Podcast Notes: Feross Aboukhadijeh on The Changelog

I enjoyed listening to Feross Aboukhadijeh, founder and CEO of the security firm Socket, on the Changelog podcast “npm under siege”. The cat-and-mouse nature of security is a kind of infinite source of novel content, like a series of heist movies that never produces the same plot so you can never quite guess what happens next.

I like how succintly Feross points out the paradox of trying to keep your software safe by upgrading packages on npm:

The faster you upgrade your packages, the safer you are from software vulnerabilities. But then the faster you upgrade the more vulnerable you are to supply chain attacks

He points out (and I learned) that pnpm has a feature called minimumReleaseAge that lets you avoid installing anything super new. So you can, for example, specify: “Don’t install anything published in the last 24 hours.”

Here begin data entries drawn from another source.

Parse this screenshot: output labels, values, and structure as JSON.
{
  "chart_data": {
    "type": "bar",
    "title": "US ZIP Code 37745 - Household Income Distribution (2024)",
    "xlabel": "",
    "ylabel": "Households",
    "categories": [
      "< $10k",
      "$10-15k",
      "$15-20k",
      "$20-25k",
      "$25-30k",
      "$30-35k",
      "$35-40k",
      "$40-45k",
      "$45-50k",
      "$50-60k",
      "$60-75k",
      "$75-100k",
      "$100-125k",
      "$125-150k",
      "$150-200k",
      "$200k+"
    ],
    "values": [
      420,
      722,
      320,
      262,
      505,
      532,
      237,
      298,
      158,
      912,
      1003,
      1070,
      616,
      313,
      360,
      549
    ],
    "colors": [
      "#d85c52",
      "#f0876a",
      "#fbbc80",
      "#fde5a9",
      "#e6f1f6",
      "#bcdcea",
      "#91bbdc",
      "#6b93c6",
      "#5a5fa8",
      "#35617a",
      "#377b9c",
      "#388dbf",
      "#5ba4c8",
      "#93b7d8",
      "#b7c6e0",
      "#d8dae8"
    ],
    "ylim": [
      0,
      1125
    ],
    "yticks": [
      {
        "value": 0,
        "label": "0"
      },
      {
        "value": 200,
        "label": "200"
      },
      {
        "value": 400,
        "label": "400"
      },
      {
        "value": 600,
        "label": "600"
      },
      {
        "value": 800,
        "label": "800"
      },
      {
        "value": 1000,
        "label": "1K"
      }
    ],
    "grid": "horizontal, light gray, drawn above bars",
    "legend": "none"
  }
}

In other words: let’s slow down a bit. Maybe we don’t need immediacy in everything, including software updates. Maybe a little friction is good.

And if security vulnerabilities are what it took to drive us to this realization, perhaps it’s a blessing in disguise.

(Until the long running cat-and-mouse game of security brings us a bad actor who decides to exercise a little patience and creates some kind of vulnerability whose only recourse requires immediate upgrades and disabling the minimumRelaseAge flag, lol.)

Later in the podcast Feross is asked whether, if he was the benevolent dictator of npm, he would do things the same. He says “yes”. Why? Because the trade-offs of “trust most people to do the right thing and make it easy for them” feels like the better decision over “lock it down and make it harder for everyone”. He’s a self proclaimed optimist:

There’s so much good created when you just trust people and you hope for the best.

Obviously Feross has an entire business based on the vulnerabilities of npm, so his incentives are such that if he did change things, he might not exist ha. So read that how you will.

But I like his optimistic perspective: try not to let a few bad actors ruin the experience for everyone. Maybe we can keep the levers where they are and try to clean up what remains.